Tais medidas não reduzirão o déficit fiscal. O governo terá dificuldade para aprovar a PEC dos tetos de despesas e, para lograr êxito, terá que fazer concessões aos deputados e senadores. Da mesma forma, a reforma da Previdência Social não abrandará as contas fiscais antes de 30 anos. A equipe econômica de Temer tem que recuperar o juízo e começar a pensar em alternativas factíveis para o controle das contas públicas.

Também é pouco provável que não tenhamos aumento de impostos, pois as certezas que temos são basicamente três: a morte, que sempre teremos mudanças e que sempre pagaremos impostos. E no caso brasileiro, sempre pagaremos mais impostos.

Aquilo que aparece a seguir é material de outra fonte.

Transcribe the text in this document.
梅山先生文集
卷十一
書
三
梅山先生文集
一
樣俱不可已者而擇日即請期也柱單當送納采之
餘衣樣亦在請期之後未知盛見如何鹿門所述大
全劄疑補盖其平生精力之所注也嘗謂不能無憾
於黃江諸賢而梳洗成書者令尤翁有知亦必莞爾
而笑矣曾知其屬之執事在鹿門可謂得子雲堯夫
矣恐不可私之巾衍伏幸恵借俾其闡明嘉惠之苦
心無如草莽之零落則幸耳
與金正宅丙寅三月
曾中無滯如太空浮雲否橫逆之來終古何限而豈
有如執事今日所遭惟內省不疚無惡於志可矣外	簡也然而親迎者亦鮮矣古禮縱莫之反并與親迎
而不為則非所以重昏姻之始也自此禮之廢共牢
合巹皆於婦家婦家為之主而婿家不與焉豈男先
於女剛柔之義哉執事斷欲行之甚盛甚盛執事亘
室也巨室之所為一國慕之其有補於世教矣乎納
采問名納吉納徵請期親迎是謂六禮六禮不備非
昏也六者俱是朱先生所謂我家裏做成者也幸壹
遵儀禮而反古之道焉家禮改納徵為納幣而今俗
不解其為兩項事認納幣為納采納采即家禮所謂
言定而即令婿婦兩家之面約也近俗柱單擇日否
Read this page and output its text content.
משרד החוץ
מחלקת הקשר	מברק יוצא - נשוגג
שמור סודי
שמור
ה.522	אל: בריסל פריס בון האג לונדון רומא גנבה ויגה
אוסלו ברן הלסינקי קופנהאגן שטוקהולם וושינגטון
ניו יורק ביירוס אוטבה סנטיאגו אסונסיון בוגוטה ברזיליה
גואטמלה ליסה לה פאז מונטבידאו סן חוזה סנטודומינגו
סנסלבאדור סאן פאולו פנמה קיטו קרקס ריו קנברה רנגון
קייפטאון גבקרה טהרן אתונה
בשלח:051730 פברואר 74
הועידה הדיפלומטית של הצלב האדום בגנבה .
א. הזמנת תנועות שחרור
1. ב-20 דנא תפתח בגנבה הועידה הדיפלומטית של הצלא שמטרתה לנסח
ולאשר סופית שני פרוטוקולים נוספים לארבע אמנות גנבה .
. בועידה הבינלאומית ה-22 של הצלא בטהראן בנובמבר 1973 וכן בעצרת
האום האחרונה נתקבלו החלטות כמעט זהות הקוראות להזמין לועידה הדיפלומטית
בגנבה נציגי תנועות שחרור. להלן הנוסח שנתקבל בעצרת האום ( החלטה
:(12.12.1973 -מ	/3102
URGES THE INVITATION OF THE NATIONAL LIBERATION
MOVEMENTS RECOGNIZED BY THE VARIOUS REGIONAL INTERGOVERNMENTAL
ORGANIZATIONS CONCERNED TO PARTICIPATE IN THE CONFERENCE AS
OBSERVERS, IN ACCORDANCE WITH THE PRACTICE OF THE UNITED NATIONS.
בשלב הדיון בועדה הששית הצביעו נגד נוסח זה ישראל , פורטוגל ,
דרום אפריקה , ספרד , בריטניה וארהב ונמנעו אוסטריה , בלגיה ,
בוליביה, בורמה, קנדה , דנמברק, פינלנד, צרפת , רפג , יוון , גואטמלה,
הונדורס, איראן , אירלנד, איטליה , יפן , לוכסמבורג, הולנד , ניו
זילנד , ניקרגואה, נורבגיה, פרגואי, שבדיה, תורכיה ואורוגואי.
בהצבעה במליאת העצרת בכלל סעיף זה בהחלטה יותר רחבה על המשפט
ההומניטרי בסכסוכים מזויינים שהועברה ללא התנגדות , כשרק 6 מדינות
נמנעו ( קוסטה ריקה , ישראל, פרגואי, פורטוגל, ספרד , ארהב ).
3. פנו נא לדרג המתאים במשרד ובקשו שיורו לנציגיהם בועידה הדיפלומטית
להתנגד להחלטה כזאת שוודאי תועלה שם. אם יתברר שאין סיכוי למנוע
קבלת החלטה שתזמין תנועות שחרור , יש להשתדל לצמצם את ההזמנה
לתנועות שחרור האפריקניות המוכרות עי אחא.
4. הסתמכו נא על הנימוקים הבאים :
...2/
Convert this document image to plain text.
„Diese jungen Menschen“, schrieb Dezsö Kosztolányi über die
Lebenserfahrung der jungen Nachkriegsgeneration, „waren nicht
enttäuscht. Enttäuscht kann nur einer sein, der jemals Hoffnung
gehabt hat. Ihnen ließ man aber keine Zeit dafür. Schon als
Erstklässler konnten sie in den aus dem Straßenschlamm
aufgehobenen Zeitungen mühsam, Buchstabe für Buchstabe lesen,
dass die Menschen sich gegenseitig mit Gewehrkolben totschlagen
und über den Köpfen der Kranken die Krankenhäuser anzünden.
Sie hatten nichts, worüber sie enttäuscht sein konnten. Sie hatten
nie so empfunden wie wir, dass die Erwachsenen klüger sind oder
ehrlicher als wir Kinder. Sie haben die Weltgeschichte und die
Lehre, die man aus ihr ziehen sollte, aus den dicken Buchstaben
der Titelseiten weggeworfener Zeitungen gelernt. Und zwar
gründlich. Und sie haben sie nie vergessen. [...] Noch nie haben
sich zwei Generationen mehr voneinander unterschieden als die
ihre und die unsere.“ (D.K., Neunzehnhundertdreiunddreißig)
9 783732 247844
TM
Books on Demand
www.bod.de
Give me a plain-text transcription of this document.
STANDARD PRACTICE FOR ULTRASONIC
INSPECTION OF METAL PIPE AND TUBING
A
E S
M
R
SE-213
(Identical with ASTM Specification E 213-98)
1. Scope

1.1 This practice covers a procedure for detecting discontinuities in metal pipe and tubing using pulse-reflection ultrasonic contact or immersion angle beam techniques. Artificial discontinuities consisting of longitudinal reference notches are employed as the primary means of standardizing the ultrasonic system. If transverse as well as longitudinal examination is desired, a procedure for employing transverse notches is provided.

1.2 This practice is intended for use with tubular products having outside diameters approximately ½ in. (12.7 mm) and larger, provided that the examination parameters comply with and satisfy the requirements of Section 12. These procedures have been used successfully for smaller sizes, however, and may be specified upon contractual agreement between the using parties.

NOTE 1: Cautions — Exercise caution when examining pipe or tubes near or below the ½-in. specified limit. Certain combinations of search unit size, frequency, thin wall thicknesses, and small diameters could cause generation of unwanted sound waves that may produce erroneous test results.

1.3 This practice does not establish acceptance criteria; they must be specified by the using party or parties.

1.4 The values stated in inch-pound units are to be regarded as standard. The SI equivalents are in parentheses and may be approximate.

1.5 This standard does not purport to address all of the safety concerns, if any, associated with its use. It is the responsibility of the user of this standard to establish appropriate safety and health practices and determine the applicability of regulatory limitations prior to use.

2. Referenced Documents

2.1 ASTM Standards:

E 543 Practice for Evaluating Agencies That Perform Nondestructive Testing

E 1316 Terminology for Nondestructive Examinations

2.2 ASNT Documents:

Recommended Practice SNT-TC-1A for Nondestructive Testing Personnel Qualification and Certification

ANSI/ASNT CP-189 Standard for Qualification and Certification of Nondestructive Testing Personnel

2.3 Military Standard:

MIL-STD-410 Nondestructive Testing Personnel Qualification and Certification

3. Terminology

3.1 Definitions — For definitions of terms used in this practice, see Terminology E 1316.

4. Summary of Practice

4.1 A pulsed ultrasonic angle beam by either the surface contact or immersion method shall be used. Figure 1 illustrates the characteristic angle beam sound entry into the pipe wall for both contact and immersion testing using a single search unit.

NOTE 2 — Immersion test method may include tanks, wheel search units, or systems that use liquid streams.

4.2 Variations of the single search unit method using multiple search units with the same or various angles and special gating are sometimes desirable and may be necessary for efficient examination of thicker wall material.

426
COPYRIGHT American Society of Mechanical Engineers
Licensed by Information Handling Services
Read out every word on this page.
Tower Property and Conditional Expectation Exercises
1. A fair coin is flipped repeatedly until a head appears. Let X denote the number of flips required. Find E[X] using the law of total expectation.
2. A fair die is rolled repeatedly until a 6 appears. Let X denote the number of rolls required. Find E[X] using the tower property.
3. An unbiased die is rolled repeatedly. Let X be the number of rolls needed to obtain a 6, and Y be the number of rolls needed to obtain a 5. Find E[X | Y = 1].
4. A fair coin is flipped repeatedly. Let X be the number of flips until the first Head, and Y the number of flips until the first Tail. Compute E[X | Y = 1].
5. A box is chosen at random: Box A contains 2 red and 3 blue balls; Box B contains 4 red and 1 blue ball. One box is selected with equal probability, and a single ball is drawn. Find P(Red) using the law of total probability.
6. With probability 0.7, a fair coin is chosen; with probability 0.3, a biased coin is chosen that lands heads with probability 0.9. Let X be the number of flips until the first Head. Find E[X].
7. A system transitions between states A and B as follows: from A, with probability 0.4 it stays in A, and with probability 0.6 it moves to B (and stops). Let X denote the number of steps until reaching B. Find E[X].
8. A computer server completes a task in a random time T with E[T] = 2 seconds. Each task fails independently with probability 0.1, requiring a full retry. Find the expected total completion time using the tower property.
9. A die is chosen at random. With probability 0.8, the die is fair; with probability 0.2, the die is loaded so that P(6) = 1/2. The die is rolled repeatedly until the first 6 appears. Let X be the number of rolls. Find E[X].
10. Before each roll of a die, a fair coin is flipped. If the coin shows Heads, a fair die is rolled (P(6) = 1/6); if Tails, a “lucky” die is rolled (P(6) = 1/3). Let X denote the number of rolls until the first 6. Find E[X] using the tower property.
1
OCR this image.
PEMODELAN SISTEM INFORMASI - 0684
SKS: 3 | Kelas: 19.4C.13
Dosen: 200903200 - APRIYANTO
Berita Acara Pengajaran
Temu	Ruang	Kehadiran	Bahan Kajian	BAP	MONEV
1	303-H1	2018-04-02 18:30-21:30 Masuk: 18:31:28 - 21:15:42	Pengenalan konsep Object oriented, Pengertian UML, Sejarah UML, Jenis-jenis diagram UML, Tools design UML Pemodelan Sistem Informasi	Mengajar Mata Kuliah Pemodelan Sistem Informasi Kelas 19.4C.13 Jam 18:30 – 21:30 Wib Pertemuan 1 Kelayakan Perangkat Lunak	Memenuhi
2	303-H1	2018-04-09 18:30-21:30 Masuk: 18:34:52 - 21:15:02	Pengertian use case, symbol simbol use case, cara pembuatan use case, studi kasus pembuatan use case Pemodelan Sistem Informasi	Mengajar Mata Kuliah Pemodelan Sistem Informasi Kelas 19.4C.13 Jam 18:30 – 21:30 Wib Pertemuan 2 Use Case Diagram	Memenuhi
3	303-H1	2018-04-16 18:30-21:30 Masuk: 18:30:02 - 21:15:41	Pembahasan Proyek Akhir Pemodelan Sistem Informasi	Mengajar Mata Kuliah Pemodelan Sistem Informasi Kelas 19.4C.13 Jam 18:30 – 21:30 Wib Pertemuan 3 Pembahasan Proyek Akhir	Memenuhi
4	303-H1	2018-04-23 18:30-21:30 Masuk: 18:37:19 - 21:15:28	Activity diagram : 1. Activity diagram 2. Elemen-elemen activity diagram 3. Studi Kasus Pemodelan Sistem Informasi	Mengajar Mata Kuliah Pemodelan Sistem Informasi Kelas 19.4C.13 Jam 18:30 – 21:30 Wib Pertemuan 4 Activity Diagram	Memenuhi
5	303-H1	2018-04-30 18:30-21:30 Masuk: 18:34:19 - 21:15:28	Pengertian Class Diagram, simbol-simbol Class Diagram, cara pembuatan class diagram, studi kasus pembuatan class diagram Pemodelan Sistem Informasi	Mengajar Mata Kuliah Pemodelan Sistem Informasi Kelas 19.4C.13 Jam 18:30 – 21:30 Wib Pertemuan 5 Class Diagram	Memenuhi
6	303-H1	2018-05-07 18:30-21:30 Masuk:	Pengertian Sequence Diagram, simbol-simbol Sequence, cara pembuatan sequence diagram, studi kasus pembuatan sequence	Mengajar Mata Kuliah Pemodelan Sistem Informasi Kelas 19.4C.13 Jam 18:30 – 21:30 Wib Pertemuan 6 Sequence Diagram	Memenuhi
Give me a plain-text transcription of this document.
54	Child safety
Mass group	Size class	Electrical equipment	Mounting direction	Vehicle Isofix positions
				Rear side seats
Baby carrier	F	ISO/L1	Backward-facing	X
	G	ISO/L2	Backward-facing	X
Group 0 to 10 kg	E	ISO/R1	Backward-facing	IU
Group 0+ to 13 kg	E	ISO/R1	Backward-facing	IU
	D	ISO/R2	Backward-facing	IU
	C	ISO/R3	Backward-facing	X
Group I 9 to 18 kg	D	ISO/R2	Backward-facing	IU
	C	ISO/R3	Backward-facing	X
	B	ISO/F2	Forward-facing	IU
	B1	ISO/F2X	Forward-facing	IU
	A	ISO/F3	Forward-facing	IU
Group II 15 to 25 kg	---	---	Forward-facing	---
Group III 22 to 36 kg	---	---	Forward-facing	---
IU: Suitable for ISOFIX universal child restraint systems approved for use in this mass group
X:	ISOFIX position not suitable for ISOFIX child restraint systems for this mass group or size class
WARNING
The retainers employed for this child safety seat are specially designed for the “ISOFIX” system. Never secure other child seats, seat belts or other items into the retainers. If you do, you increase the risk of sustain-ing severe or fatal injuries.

O próprio ministro da Fazenda, Henrique Meirelles declarou que o governo terá que fazer um “esforço arrecadatório” para poder cumprir a meta fiscal de 2017. Portanto fica claro que teremos mais impostos pela frente. E não serão somente impostos federais que irão aumentar. Os estados também deverão impor aumentos de impostos para equilibrar suas contas e os municípios, após o ano eleitoral, também tratarão de buscar ajustar as suas contas, pois em 2016 está tendo muita fatura nos municípios, e todos sabemos que “depois da bonança chegam as tempestades”. 

Pois é. Mesmo todos afirmando que o povo brasileiro não suporta mais pagar impostos seremos brindados com mais impostos. Isto num período em que os reajustes salariais estão sendo feitos, na maioria, abaixo da inflação. É uma pena que a população não consiga se organizar e ter força e energia para mudar esta dura realidade.